Но вслух выразился политкорректнее:

— Государственный бюджет — тоже не бездонная бочка, особенно после Крымской войны.

— Можно разложить это бремя на все сословия. Например, в виде особого налога.

— Можно, но не все будут довольны.

— Александр Александрович! — вмешался Гогель, — Нам пора идти, иначе мы опоздаем.

— Хорошо, — кивнул Саша. — Пойдёмте, Алексей Михайлович! Если вы, конечно, не против проехаться до Николаевского вокзала в компании графа Строганова, генерала Гогеля и меня.

— Ну, что вы! Сочту за честь.

И разговор продолжился в карете.

— Все не могут быть довольны, — сказал Унковский. — но эмансипация — только начало. Быт сословий не может быть улучшен без преобразования существующего порядка администрации, полиции и суда… — заметил Алексей Михайлович.

— А без эффемизмов? — попросил Саша.

— Нужно учредить независимую судебную власть, то есть суд присяжных, и судебные учреждения, независимые от административной власти, со введением гласного и словесного судопроизводства.

— Судебная реформа будет. Подождите.

— Вы уверены, Ваше Высочество?

— Абсолютно. Лет через 5–7.

— Долго ждать.

— Не всё сразу, Алексей Михайлович. Это слишком серьезно, чтобы учредить одним указом.

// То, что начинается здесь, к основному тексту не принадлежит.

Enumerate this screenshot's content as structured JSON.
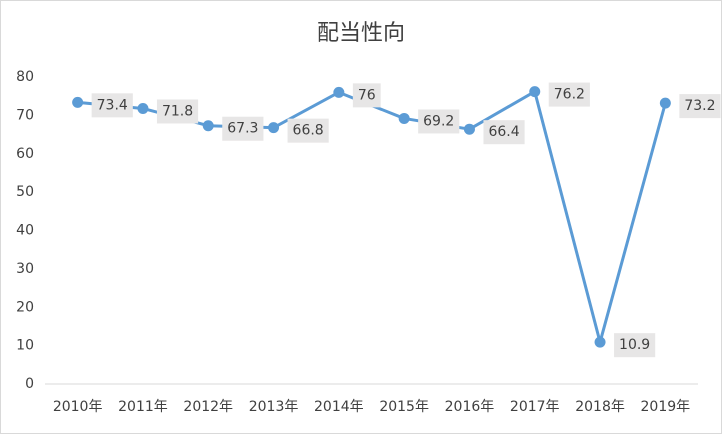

— Да, Ваше Высочество — это работа не для одного человека. Поэтому нужно образовать хозяйственно-распорядительное управление, общее для всех сословий, основанное на выборном начале.

— Алексей Михайлович, называйте вещи своими имени. Я вас точно никуда не сошлю. А вот папа́ не готов к парламенту. Мне ли не знать! Буду писать вам письма, если окажетесь на гауптвахте. Если, конечно, не в соседней камере. Ну, тогда будем перестукиваться.

Унковский усмехнулся.

— Мы ничего противозаконного не делаем.

— В нашей стране это не всегда спасает, — возразил Саша.

— К сожалению, да, — согласился Унковский. — И последнее. Надо дать возможность обществу путем печатной гласности доводить до сведения верховной власти недостатки и злоупотребления местного управления.

— Почему же только местного? — поинтересовался Саша. — Свобода слова — так свобода слова! Я-то подписываюсь под этим, Алексей Михайлович. Только папа́, к сожалению, не подпишется.

Они уже подъезжали к вокзалу.

— Я хотел бы пересказать вашу программу государю в качестве мнения части дворянства, — сказал Саша. — Я могу на вас ссылаться?

— Да, конечно.

— Тогда до встречи в Алексеевском равелине.